Merlin: The Complete First Season review, Merlin: The Complete First Season DVD review
Starring
Colin Morgan, Bradley James, Angel Coulby, Katie McGrath, Richard Wilson, Anthony Head, John Hurt
Director
Various
Merlin: The Complete
First Season

Reviewed by Will Harris

()

E

veryone knows that American television networks aren’t afraid to note the success of a show and try their best to emulate that success with a similarly styled property, but if for some reason you think that these creatively dodgy tendencies are limited to our shores, then you’d best think again before watching “Merlin,” the BBC’s take on the life and times of a very old wizard when he was still very young.

Sorry, did I say “watching”? It doesn’t even require that much effort for the casual BBC (or BBC America) viewer to realize that someone in programming witnessed the success of “Robin Hood” and immediately set off to find another out-of-copyright concept and see if they could get lightning to strike twice.

The Arthurian legends have served as a source of inspiration for many series, miniseries, and movies over the years, not to mention a few really cracking comic books, but until someone gets around to making the much-needed “Camelot 3000” film adaptation, we can at least make do with “Merlin.” Despite that decidedly cynical opening, the series is actually pleasant enough for family fare, taking the established mythos and fiercely tweaking them into more of a teen-friendly soap opera.

Here, Merlin (Colin Morgan) is a young lad who’s had magical powers all of his life, but his abilities are something to be hidden in Camelot. The king of the realm, Uther Pendragon (Anthony Head), has a steadfast – some would say irrational – loathing of all things magic, to the point where he has outlawed its practice and imprisoned the last remaining dragon in the land. The court physician, Gaius (Richard Wilson), is actually a sorcerer in forced retirement, however, and as he also happens to be Merlin’s uncle, he takes the lad under his wing and surreptitiously helps the young wizard hone his talents. Still, Merlin’s got to have something to keep him busy the rest of the time, and before you know it, he’s found himself a position in the Royal Household as the manservant of Prince Arthur (Bradley James). This starts off as a rather torturous gig for Merlin at first, since he can’t stand Arthur and the feeling is approximately mutual, but you know how it goes when destinies are linked: eventually, you overcome your differences and becomes the best of friends – well, sometimes, anyway.

Possibly on a related note, let us consider the women of the series: Morgana (Katie McGrath), Uther’s ward and virtually as much a part of the royal court as any blood relative, and Gwen (Angel Coulby), Morgan’s maid servant. Those who know anything at all about the Arthurian legends will know the destinies of these characters, which leads to very little suspense in the romantic aspects of the series, but we can at least take comfort in the fact that the ladies are easy on the eyes. The same can be said as well for the recurring character of Nimueh, played by the always-gorgeous Michelle Ryan, whose motives are less than commendable.

Surprisingly, the biggest problem with “Merlin” is not the way it so often lays waste to the work of Geoffrey of Monmouth in favor of a TV-friendly take on the material. Rather, it’s the fact that the episodes seem to follow such a predictable format. You know that Uther is going to roar against how terrible magic is, and you know Merlin’s still going to use magic anyway, then almost get caught doing so but just barely get away with it and save the day.

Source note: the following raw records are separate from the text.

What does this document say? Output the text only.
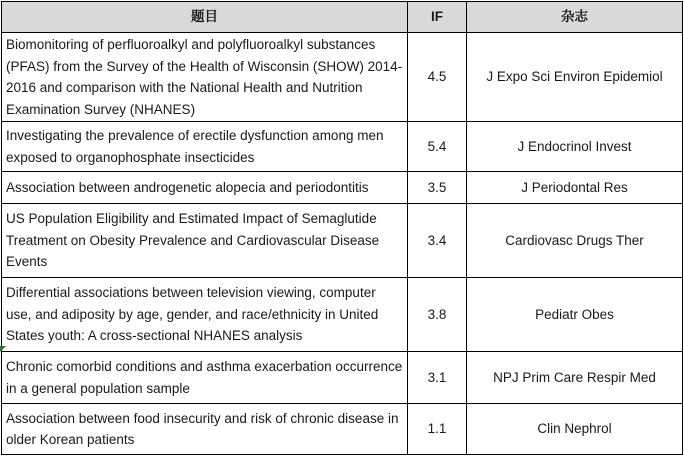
题目	IF	杂志
Biomonitoring of perfluoroalkyl and polyfluoroalkyl substances (PFAS) from the Survey of the Health of Wisconsin (SHOW) 2014-2016 and comparison with the National Health and Nutrition Examination Survey (NHANES)	4.5	J Expo Sci Environ Epidemiol
Investigating the prevalence of erectile dysfunction among men exposed to organophosphate insecticides	5.4	J Endocrinol Invest
Association between androgenetic alopecia and periodontitis	3.5	J Periodontal Res
US Population Eligibility and Estimated Impact of Semaglutide Treatment on Obesity Prevalence and Cardiovascular Disease Events	3.4	Cardiovasc Drugs Ther
Differential associations between television viewing, computer use, and adiposity by age, gender, and race/ethnicity in United States youth: A cross-sectional NHANES analysis	3.8	Pediatr Obes
Chronic comorbid conditions and asthma exacerbation occurrence in a general population sample	3.1	NPJ Prim Care Respir Med
Association between food insecurity and risk of chronic disease in older Korean patients	1.1	Clin Nephrol
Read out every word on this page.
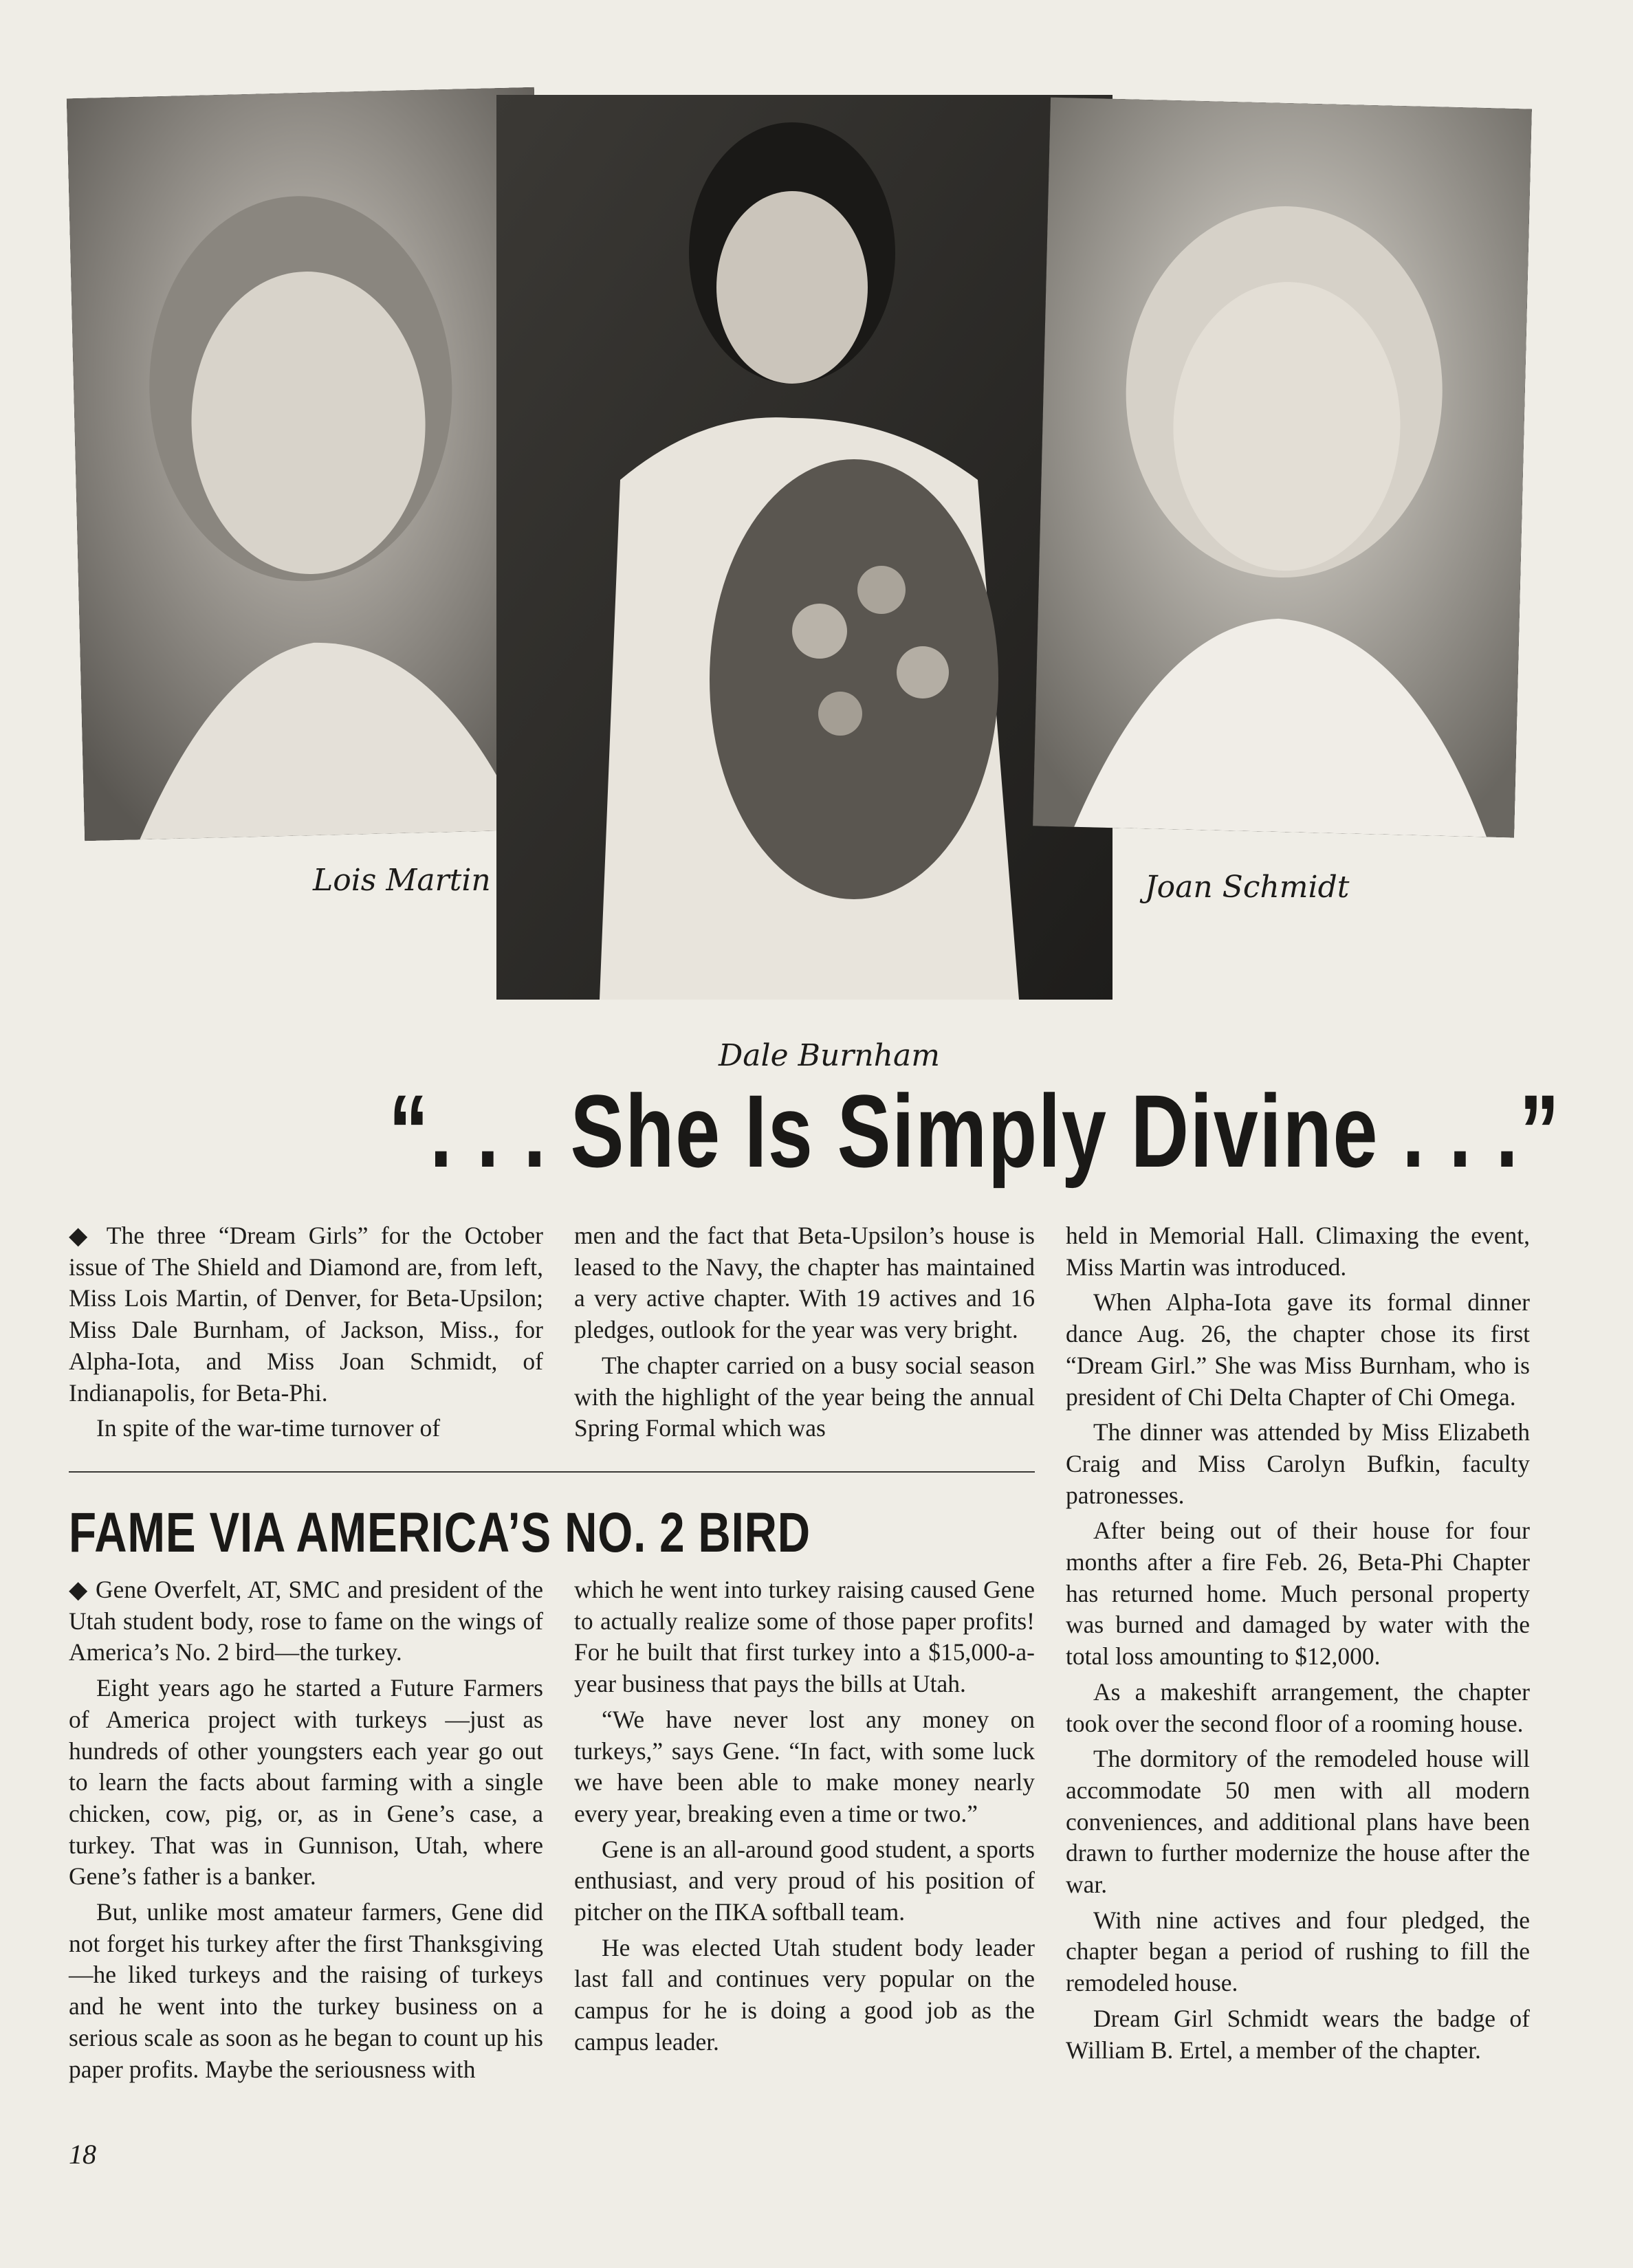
Lois Martin	Joan Schmidt
Dale Burnham
“. . . She Is Simply Divine . . .”

◆ The three “Dream Girls” for the October issue of The Shield and Diamond are, from left, Miss Lois Martin, of Denver, for Beta-Upsilon; Miss Dale Burnham, of Jackson, Miss., for Alpha-Iota, and Miss Joan Schmidt, of Indianapolis, for Beta-Phi.

In spite of the war-time turnover of

men and the fact that Beta-Upsilon’s house is leased to the Navy, the chapter has maintained a very active chapter. With 19 actives and 16 pledges, outlook for the year was very bright.

The chapter carried on a busy social season with the highlight of the year being the annual Spring Formal which was

held in Memorial Hall. Climaxing the event, Miss Martin was introduced.

When Alpha-Iota gave its formal dinner dance Aug. 26, the chapter chose its first “Dream Girl.” She was Miss Burnham, who is president of Chi Delta Chapter of Chi Omega.

The dinner was attended by Miss Elizabeth Craig and Miss Carolyn Bufkin, faculty patronesses.

After being out of their house for four months after a fire Feb. 26, Beta-Phi Chapter has returned home. Much personal property was burned and damaged by water with the total loss amounting to $12,000.

As a makeshift arrangement, the chapter took over the second floor of a rooming house.

The dormitory of the remodeled house will accommodate 50 men with all modern conveniences, and additional plans have been drawn to further modernize the house after the war.

With nine actives and four pledged, the chapter began a period of rushing to fill the remodeled house.

Dream Girl Schmidt wears the badge of William B. Ertel, a member of the chapter.

FAME VIA AMERICA’S NO. 2 BIRD

◆ Gene Overfelt, AT, SMC and president of the Utah student body, rose to fame on the wings of America’s No. 2 bird—the turkey.

Eight years ago he started a Future Farmers of America project with turkeys —just as hundreds of other youngsters each year go out to learn the facts about farming with a single chicken, cow, pig, or, as in Gene’s case, a turkey. That was in Gunnison, Utah, where Gene’s father is a banker.

But, unlike most amateur farmers, Gene did not forget his turkey after the first Thanksgiving—he liked turkeys and the raising of turkeys and he went into the turkey business on a serious scale as soon as he began to count up his paper profits. Maybe the seriousness with

which he went into turkey raising caused Gene to actually realize some of those paper profits! For he built that first turkey into a $15,000-a-year business that pays the bills at Utah.

“We have never lost any money on turkeys,” says Gene. “In fact, with some luck we have been able to make money nearly every year, breaking even a time or two.”

Gene is an all-around good student, a sports enthusiast, and very proud of his position of pitcher on the ΠKA softball team.

He was elected Utah student body leader last fall and continues very popular on the campus for he is doing a good job as the campus leader.

18
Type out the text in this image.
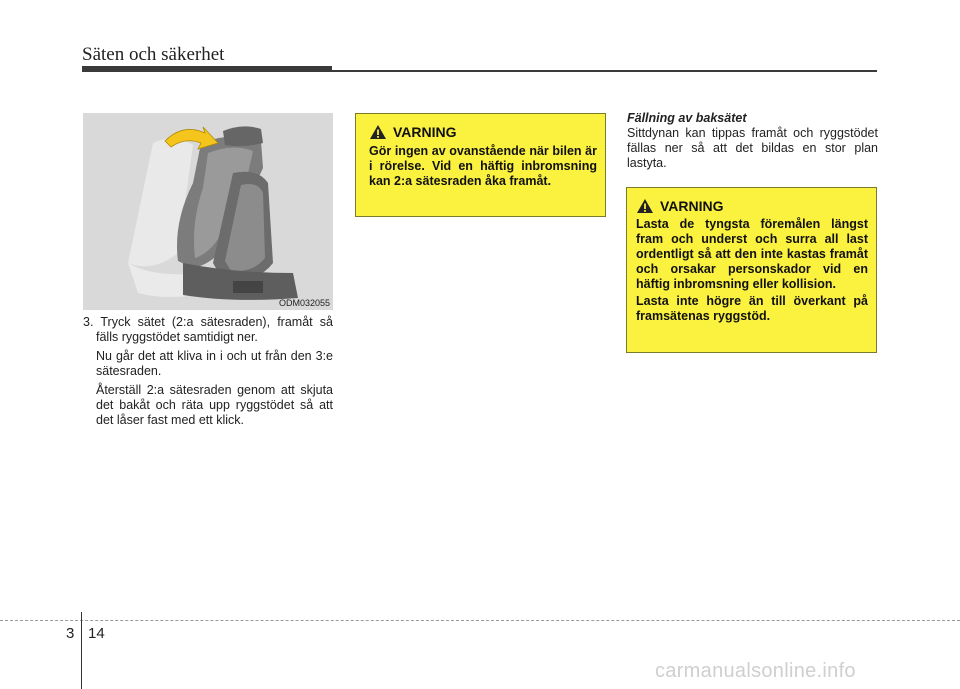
Säten och säkerhet
ODM032055

3. Tryck sätet (2:a sätesraden), framåt så fälls ryggstödet samtidigt ner.

Nu går det att kliva in i och ut från den 3:e sätesraden.

Återställ 2:a sätesraden genom att skjuta det bakåt och räta upp ryggstödet så att det låser fast med ett klick.

VARNING

Gör ingen av ovanstående när bilen är i rörelse. Vid en häftig inbromsning kan 2:a sätesraden åka framåt.

Fällning av baksätet

Sittdynan kan tippas framåt och ryggstödet fällas ner så att det bildas en stor plan lastyta.

VARNING

Lasta de tyngsta föremålen längst fram och underst och surra all last ordentligt så att den inte kastas framåt och orsakar personskador vid en häftig inbromsning eller kollision.

Lasta inte högre än till överkant på framsätenas ryggstöd.

3 14
carmanualsonline.info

These are but two examples of such recurring moments throughout the season; you will likely have a list of your own by the time you’re watching the finale. Still, “Merlin” looks good, the cast does well and has fun with the material they’re given, and, as noted, it’s good family fun that the kids and the easily entertained adults – yep, I’m in that bunch – will find quite easy to enjoy. Even the latter will probably find it equally easy to step away from.

Special Features: Another solid presentation from the folks at the BBC, with audio commentary, a two-part “Behind the Magic” featurette which feels substantive rather than a slapdash necessity, video diaries, a photo gallery, and wallpaper for your computer.